The tax era
Abolition of non-filer category means individuals who paid small fee to avoid taxes will no longer be able to evade tax obligations
The Federal Board of Revenue (FBR) has announced a raft of new measures aimed at targeting non-filers to enhance tax compliance and broaden the tax base by abolishing the non-filer category. This includes restrictions on purchasing property, buying cars, investing in mutual funds, opening current accounts and engaging in international travel, except religious travel. The abolition of the non-filer category means that individuals who previously paid a small fee to avoid taxes on these transactions will no longer be able to evade tax obligations. The range of activities those who fail to file their tax returns will be prohibited from will expand beyond the five already mentioned above to a total of 15 activities. Non-filers will be barred from opening traditional bank accounts, with the exception of basic accounts for low-income individuals.
These restrictions will not be implemented all at once and will be phased in over the next few months. The FBR chairman has claimed that non-filers will be identified with the aid of machine learning and algorithms while criticizing the concept of non-filers, asserting that such classifications do not exist globally and should be abolished. Manpower and automation at critical entry points will also be enhanced to combat smuggling and the FBR will cooperate with the State Bank to monitor individuals whose income and transaction levels do not match. These measures, if indeed implemented over the coming months, arguably represent the most serious attempt to make Pakistan a tax compliant nation thus far. However, though the tax net might be getting bigger, will it be enough to catch the biggest fish?

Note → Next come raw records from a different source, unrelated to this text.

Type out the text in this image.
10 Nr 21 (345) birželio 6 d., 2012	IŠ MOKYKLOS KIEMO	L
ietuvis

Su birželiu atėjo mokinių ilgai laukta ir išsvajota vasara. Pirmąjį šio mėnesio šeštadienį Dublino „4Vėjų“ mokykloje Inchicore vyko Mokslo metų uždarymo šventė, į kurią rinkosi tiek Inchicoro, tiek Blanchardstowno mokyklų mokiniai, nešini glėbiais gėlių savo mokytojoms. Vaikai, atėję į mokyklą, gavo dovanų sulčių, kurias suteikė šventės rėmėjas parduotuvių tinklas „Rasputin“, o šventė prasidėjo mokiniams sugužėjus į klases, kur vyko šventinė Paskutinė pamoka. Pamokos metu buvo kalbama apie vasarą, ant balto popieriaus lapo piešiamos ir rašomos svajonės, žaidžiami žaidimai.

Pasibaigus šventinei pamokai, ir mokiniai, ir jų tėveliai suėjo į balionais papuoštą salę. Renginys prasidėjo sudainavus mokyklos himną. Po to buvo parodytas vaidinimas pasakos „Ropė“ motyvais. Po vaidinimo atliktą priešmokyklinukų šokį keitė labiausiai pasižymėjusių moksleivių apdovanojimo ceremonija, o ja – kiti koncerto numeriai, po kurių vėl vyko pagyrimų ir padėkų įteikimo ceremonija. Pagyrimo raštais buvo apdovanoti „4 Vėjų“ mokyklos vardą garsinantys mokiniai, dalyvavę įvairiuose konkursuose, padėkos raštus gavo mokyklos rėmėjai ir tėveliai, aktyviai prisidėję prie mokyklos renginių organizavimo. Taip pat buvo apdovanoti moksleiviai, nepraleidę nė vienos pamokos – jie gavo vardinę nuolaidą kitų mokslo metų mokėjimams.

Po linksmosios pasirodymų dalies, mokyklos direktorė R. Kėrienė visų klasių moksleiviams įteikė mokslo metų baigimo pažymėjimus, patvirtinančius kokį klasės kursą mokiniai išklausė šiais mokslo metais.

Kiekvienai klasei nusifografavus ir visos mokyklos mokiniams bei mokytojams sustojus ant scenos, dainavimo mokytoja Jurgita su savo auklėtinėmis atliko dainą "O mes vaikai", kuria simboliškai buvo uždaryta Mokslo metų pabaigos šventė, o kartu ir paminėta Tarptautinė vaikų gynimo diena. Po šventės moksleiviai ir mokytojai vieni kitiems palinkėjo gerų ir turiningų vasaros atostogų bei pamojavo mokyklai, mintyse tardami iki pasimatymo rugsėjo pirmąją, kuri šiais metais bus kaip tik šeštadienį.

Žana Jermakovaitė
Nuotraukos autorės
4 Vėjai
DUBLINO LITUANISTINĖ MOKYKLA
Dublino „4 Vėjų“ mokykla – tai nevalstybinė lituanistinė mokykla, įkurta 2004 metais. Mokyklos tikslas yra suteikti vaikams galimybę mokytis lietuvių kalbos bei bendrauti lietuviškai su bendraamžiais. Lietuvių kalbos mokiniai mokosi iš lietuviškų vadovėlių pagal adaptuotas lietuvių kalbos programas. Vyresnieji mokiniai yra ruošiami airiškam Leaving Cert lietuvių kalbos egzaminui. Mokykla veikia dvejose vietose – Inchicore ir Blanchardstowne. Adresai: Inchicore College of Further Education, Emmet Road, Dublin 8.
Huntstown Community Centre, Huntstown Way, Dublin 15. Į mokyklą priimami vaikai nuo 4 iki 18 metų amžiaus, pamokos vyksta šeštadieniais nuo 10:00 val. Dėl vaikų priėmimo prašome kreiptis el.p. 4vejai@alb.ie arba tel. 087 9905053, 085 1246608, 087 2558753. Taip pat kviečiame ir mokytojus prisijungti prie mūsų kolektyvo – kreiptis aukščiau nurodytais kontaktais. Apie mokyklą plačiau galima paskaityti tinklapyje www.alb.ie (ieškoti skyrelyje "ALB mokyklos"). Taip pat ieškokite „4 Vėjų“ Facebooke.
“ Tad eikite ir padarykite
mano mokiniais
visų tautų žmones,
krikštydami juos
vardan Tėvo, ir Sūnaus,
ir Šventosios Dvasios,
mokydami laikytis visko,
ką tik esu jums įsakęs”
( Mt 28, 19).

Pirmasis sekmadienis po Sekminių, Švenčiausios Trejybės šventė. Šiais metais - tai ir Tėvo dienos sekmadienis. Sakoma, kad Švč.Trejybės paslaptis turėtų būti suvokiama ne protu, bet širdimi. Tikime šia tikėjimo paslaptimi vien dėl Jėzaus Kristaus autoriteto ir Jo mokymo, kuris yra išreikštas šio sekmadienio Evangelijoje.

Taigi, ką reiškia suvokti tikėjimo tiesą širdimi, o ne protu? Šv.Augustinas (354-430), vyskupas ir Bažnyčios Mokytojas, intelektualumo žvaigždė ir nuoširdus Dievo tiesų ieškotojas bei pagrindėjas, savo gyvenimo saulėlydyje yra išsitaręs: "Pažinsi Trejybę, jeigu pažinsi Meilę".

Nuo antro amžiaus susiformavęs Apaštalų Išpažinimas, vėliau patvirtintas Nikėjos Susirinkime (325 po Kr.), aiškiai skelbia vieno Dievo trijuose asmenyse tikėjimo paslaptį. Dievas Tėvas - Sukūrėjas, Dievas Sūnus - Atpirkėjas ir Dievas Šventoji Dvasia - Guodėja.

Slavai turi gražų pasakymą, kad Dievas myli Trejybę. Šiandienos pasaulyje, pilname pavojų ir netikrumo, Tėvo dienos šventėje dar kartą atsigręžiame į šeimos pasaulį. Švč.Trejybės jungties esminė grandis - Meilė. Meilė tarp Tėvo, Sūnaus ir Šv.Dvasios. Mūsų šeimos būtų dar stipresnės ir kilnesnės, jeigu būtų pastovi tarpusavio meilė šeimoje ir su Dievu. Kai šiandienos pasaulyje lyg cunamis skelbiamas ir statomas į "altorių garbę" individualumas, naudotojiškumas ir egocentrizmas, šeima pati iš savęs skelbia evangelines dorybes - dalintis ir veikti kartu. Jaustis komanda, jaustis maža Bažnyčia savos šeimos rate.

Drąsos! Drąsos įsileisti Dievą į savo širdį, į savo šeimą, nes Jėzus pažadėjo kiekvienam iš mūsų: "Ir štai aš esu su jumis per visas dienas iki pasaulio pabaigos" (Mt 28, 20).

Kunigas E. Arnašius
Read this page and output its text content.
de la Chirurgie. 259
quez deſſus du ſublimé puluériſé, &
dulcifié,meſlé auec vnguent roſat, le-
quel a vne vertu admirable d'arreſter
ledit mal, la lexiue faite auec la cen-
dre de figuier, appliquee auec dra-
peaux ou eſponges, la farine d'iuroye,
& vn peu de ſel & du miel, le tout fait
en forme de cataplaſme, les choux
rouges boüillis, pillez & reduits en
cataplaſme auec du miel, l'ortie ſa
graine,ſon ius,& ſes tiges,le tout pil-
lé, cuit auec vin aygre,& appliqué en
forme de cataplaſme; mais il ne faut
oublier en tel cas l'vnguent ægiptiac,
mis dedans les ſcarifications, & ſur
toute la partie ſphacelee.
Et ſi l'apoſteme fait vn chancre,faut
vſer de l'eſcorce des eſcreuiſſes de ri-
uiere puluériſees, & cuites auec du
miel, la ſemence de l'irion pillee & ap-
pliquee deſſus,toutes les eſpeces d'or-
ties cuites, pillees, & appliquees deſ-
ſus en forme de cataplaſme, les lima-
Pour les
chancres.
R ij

While the minister of state for finance has stated that the FBR is implementing digitization initiatives aimed at formalizing untaxed sectors and encouraging compliance, sectors like retail, agriculture and real estate have proven to be notoriously tax averse in the past. This is among the reasons that the tax-to-GDP ratio has remained stagnant for several years despite increasing pressure from institutions like the IMF to expand revenue collection. If this continues to be the case, the new measures may simply result in an increased burden on the salaried classes. It should be noted that this demographic usually has its income deducted at source, meaning that many individuals are paying tax without going through the trouble of actually filing them. The new restrictions on non-filers may thus not necessarily change the revenue picture significantly. In order for that to happen, taming the vast untaxed sector is unavoidable. This would have been a formidable enough challenge on its own. That it comes at a time when the government might have to withdraw or limit various forms of support only complicates the picture. Power tariffs might still go up and the government will refrain from determining support prices for good grains and limit subsidies for the energy sector to one per cent of GDP to remain in compliance with stringent IMF conditions. Underscoring the necessity of such measures will not change the fact that they are likely to be deeply unpopular. It also goes without saying that raising revenues is also not the only imperative for the government, it also has to find ways to create a better business environment at a time when the tariff and tax pressures on both businesses and consumers are going up. This will be an unenviable task, to say the least.